Turning back was not easy, we were in a big bus and we were on a narrow road, but eventually we were turned completely around and on our way again.  At the fork in the road we went in the right direction.  Once we arrived I was taken over by a wave of familiarity and memories flooded back.  You see this particular lodge that we went to, I haven’t been to since 6 years ago and at that time I was one of the youth.  Now that we return to this place, a few of the people from the other youthgroups and I return as leaders of our perspective youthgroups.  It was also six years ago at this very location that I had an intimate encounter with God and I broke down during one of the worship sessions.  Upon arriving, I knew this was definitely the right place to be at.

So for those of you struggling and feeling lost, I want to encourage you with this thought.  Imagine that bus that my youthgroup was on was you.  You travel on the road of life in search of the place that God is at.  You arrive at a fork in the road and you choose to go in the direction that doesn’t lead to God (whether this be by accident or intentional you are still on the wrong road).  God still gives you signs that you need to turn around.  You may see other people building residences along this road, but they are sparse.  Soon enough you come to a point where there are no people around, just wilderness.  And finally, you hit that wooden fence.  You see this fence is not a dead end, you could keep going on past it, but it would keep leading you further and further away form God; therefore this fence is a point of decision, keep going or turn around.  What will you choose?

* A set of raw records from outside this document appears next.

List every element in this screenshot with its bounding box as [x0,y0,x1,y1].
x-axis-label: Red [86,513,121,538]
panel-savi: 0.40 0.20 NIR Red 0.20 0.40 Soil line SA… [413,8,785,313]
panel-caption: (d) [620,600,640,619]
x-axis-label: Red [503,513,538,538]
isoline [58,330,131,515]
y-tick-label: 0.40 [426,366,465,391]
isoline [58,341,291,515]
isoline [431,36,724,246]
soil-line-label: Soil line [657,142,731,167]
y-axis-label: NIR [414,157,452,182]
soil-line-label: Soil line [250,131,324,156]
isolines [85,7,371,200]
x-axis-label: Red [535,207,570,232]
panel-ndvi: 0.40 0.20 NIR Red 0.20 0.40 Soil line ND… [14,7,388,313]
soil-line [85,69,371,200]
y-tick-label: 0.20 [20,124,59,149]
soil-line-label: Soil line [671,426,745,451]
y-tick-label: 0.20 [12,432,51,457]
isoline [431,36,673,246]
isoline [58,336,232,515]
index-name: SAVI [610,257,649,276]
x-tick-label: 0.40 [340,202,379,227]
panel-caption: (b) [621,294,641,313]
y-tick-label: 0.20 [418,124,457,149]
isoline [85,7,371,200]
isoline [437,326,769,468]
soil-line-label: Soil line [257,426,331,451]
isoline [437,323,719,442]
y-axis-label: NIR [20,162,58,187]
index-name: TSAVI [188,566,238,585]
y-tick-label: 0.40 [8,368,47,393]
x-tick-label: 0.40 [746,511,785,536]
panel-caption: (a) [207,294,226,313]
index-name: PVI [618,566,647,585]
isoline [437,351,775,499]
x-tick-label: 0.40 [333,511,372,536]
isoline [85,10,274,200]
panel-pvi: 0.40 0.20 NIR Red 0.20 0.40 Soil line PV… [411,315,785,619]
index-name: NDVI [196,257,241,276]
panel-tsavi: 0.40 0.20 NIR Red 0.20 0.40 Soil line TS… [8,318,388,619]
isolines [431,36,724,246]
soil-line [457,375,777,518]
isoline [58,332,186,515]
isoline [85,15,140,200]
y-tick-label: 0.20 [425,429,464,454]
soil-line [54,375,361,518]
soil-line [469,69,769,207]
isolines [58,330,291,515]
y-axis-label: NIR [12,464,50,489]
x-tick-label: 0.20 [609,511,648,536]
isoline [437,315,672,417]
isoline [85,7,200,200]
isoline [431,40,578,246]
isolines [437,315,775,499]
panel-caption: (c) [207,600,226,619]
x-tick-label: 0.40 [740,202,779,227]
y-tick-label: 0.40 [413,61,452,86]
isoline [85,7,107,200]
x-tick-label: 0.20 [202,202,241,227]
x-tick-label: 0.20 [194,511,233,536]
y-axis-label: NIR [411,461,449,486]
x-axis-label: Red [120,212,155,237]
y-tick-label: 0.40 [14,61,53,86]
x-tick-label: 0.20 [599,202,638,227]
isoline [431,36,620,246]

Turning around isn’t easy… You are a big bus on a narrow road and it may take a while before you are fully turned 180 degrees around.  Then it’s the slow process of getting back to where there is life again (the occupied residences) and then fully back onto the path that leads to God.  When you get to where God is, you will know it is the right place, because at sometime in your life you have been to a similar place and have gotten this feeling of God’s presence.  Question is, are you wiling to turn around?